阿福和水生对视一眼,都在对方眼中看到了亮光。
“好名字!”阿福一拍大腿,“听着就亲切,像是咱们庄稼人该去的铺子。”
水生也兴奋起来:“我这就去城隍庙找赵师傅!楠木……暗红漆……阳文……对了东家,字体呢?楷书?行书?”
沈庭芝沉吟片刻:“隶书。笔锋厚重些,透着质朴。”
水生应声跑了出去,草鞋踩在水洼里啪嗒作响。阿福继续打磨门板,砂纸摩擦的声音在雨声中显得格外踏实。
沈庭芝走到后院。院子不大,约莫两丈见方,青砖缝里长着青苔。东厢房是厨房,灶台还在,只是缺了口大铁锅;西厢房可以住人,窗纸破了几处,得重新糊。院中央有口井,井台是青石凿的,边缘被井绳磨出了深深的沟痕。
他打上来一桶水。井水清冽,带着地底的凉意。他掬了一捧喝下,甘甜沁脾——好水是好吃食的根本。
雨渐渐小了,天色透出些微光。沈庭芝站在院中,开始盘算开张的事。
米糕是首要的。那袋香粳米要精磨成粉,不能太细,要保留些颗粒感。桂花要用去年秋天腌制好的糖桂花,他记得离松江时,隔壁王婶偷偷塞给他一小罐,说“带着,想家时就闻闻”。炒瓜子要选河套的葵花籽,粒大,用粗盐慢火炒,不能添香料夺了本味。腌萝卜倒是不急,要等到霜降后的白萝卜才甜脆……
“东家。”
阿福不知何时来到后院,手里拿着磨好的门板样品:“您看这样成吗?”
木板被打磨得光滑温润,杉木的纹理像水波一样荡漾开来。沈庭芝点点头:“就这样。明天开始收拾厨房,我去置办锅具。”
“东家……”阿福欲言又止。
“有话就说。”
阿福搓搓手:“咱们开张,要不要……请个舞狮的?或者放挂鞭炮?隔壁成衣铺开张时,可是请了半条街的人吃茶。”
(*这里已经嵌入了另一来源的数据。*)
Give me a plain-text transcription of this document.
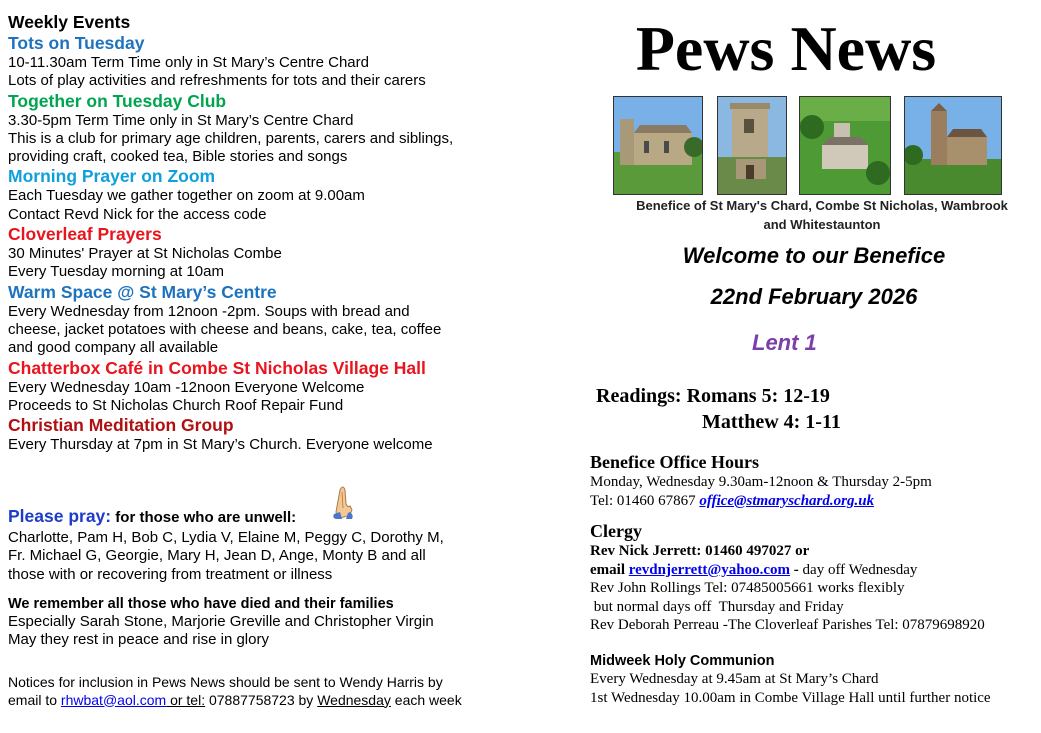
Weekly Events
Tots on Tuesday
10-11.30am Term Time only in St Mary’s Centre Chard
Lots of play activities and refreshments for tots and their carers
Together on Tuesday Club
3.30-5pm Term Time only in St Mary’s Centre Chard
This is a club for primary age children, parents, carers and siblings,
providing craft, cooked tea, Bible stories and songs
Morning Prayer on Zoom
Each Tuesday we gather together on zoom at 9.00am
Contact Revd Nick for the access code
Cloverleaf Prayers
30 Minutes' Prayer at St Nicholas Combe
Every Tuesday morning at 10am
Warm Space @ St Mary’s Centre
Every Wednesday from 12noon -2pm. Soups with bread and
cheese, jacket potatoes with cheese and beans, cake, tea, coffee
and good company all available
Chatterbox Café in Combe St Nicholas Village Hall
Every Wednesday 10am -12noon Everyone Welcome
Proceeds to St Nicholas Church Roof Repair Fund
Christian Meditation Group
Every Thursday at 7pm in St Mary’s Church. Everyone welcome
Please pray: for those who are unwell:
Charlotte, Pam H, Bob C, Lydia V, Elaine M, Peggy C, Dorothy M,
Fr. Michael G, Georgie, Mary H, Jean D, Ange, Monty B and all
those with or recovering from treatment or illness
We remember all those who have died and their families
Especially Sarah Stone, Marjorie Greville and Christopher Virgin
May they rest in peace and rise in glory
Notices for inclusion in Pews News should be sent to Wendy Harris by
email to rhwbat@aol.com or tel: 07887758723 by Wednesday each week
Pews News
Benefice of St Mary's Chard, Combe St Nicholas, Wambrook
and Whitestaunton
Welcome to our Benefice
22nd February 2026
Lent 1
Readings: Romans 5: 12-19
Matthew 4: 1-11
Benefice Office Hours
Monday, Wednesday 9.30am-12noon & Thursday 2-5pm
Tel: 01460 67867 office@stmaryschard.org.uk
Clergy
Rev Nick Jerrett: 01460 497027 or
email revdnjerrett@yahoo.com - day off Wednesday
Rev John Rollings Tel: 07485005661 works flexibly
but normal days off  Thursday and Friday
Rev Deborah Perreau -The Cloverleaf Parishes Tel: 07879698920
Midweek Holy Communion
Every Wednesday at 9.45am at St Mary’s Chard
1st Wednesday 10.00am in Combe Village Hall until further notice
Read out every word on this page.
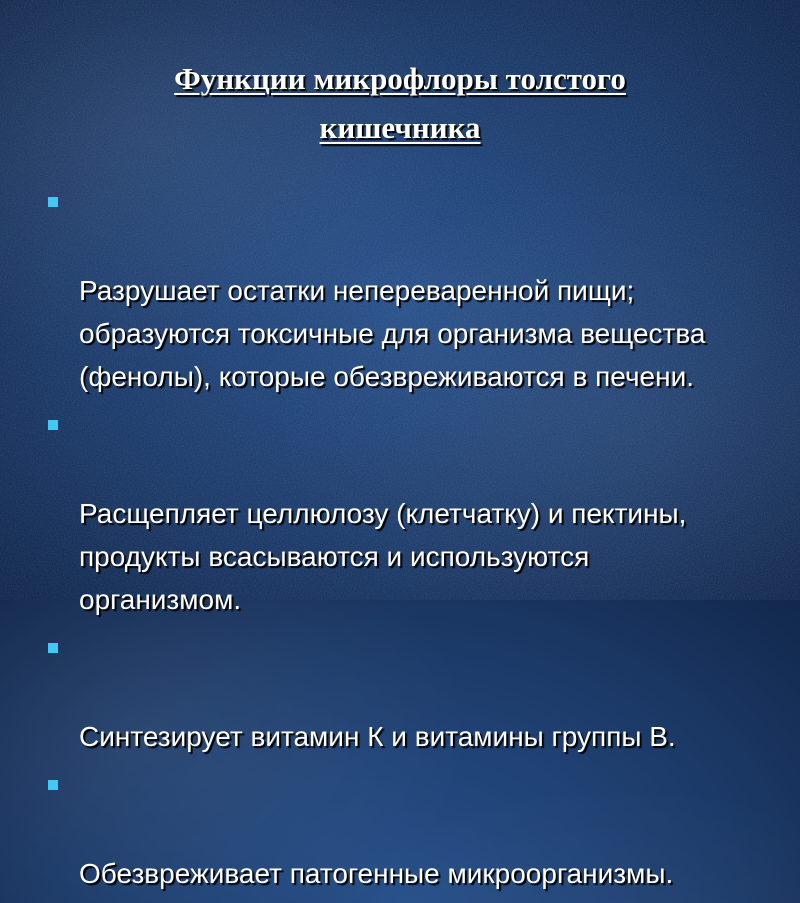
Функции микрофлоры толстого
кишечника

Разрушает остатки непереваренной пищи;
образуются токсичные для организма вещества
(фенолы), которые обезвреживаются в печени.

Расщепляет целлюлозу (клетчатку) и пектины,
продукты всасываются и используются
организмом.

Синтезирует витамин К и витамины группы В.

Обезвреживает патогенные микроорганизмы.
沈庭芝摇摇头。他走到井边,看着水中自己的倒影——二十五岁的面容,眉眼间却有了三十岁的沉郁。
“阿福,你跟我也有半个月了。你知道我身上还剩多少银子吗?”
阿福一愣。
“盘铺子二十两,办赁契一两,给你和水生预付一个月工钱二两,买那袋米五钱。”沈庭芝平静地算着,“我现在怀里,还有一两西钱银子。要置办锅具、买原料、印包装纸、付刻字钱……你说,我放得起鞭炮吗?”
阿福的脸涨红了:“东家,我……我不是那个意思……”
“我知道。”沈庭芝拍拍他的肩,“但咱们做吃食生意,靠的不是排场,是味道。开张那日,我亲自蒸三笼桂花米糕,用细棉纸包好,凡进店者赠一包。米糕若好吃,自然有人回头;若不好吃,就是请来知府剪彩,也是枉然。”